I think it is the measure of England’s moral and intellectual bankruptcy that they cannot see the tyranny in this. The justification for the implementing this tyranny is so mind-blowingly facile, you have to double take, re-read it and pinch yourself to make sure this isn’t some bizarre Twilight Zone dream. The British gave up their liberties just so that can feel nice and safe, as though a disembodied voice will stop a murder, a robbery or make a prig less prig-ish.
Obviously it won’t. What it will do is to tyrannize otherwise decent people, and shred any hope of privacy. The loud speakers will berate you publicly for leaving a candy wrapper on the ground, but it will be powerless in the face of a violent crime.
Indeed, I’ve been hearing reports here and there of the police completely ignoring a person shouting up to the cameras for help in desperate matters. If there were police nearby, they’d just drive by, and the person in desperate straits might as well rule out any action taken by that person behind the camera. In effect, these cameras prey on the average citizenry while the criminals still do what they’ve always done since time immemorial. Breaking laws.

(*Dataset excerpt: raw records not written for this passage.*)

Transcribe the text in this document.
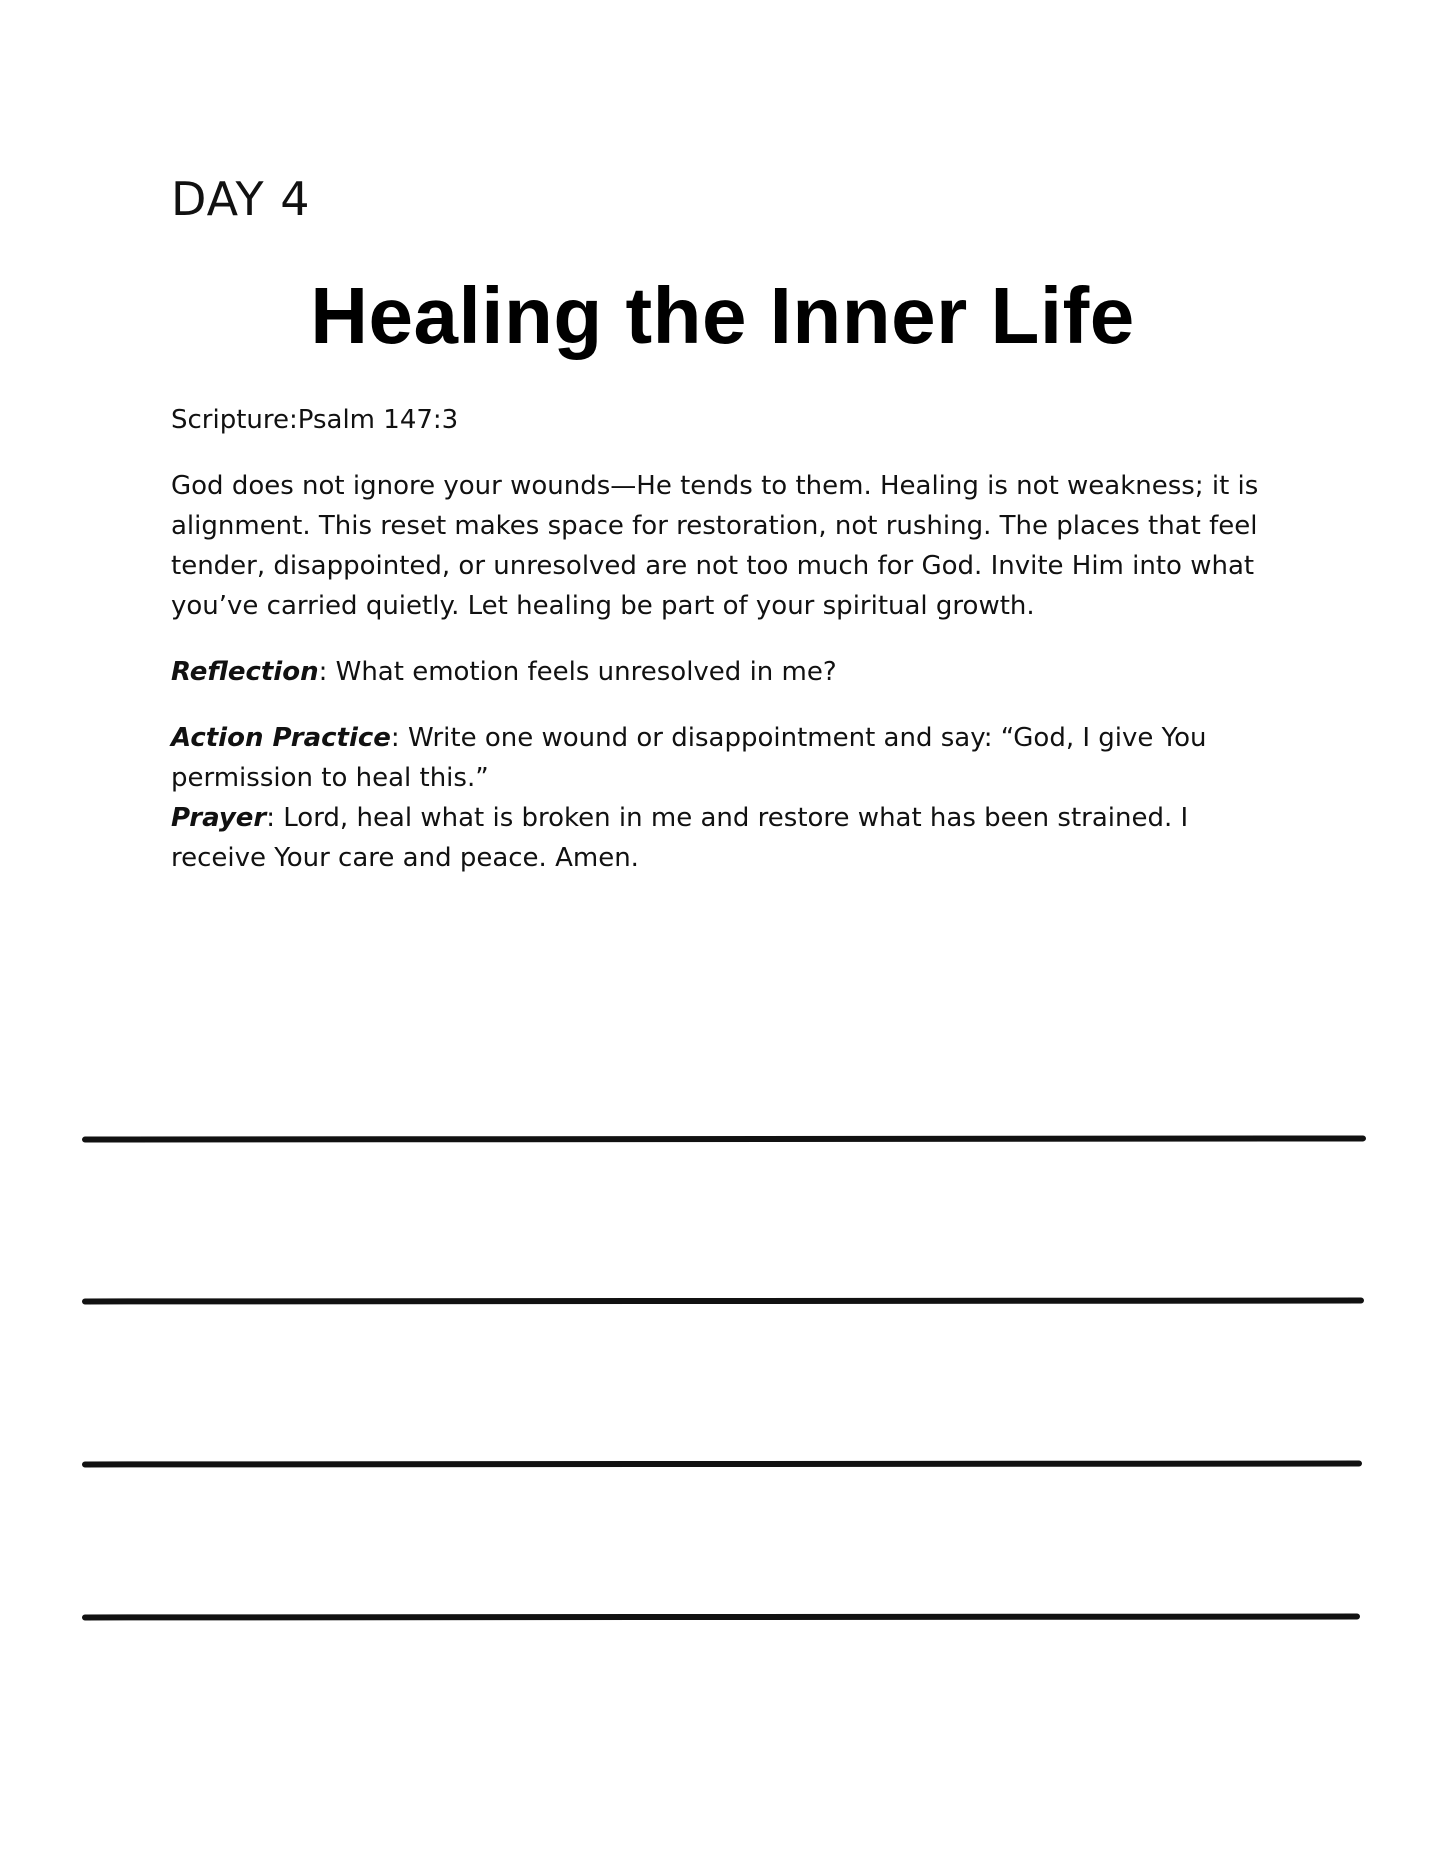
DAY 4
Healing the Inner Life

Scripture:Psalm 147:3

God does not ignore your wounds—He tends to them. Healing is not weakness; it is alignment. This reset makes space for restoration, not rushing. The places that feel tender, disappointed, or unresolved are not too much for God. Invite Him into what you’ve carried quietly. Let healing be part of your spiritual growth.

Reflection: What emotion feels unresolved in me?

Action Practice: Write one wound or disappointment and say: “God, I give You permission to heal this.”

Prayer: Lord, heal what is broken in me and restore what has been strained. I receive Your care and peace. Amen.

And it seems America is going full speed in the same direction. Virtually overnight, these CCTV cameras have popped up in cities all over the United States at street intersections. I don’t recall us ever voting on the measure as a people; either on the national level or city level. It seems the decisions have been made for us by judicial and legislative fiat.
And the lack of protest on this matter in the land of Liberty is deafening.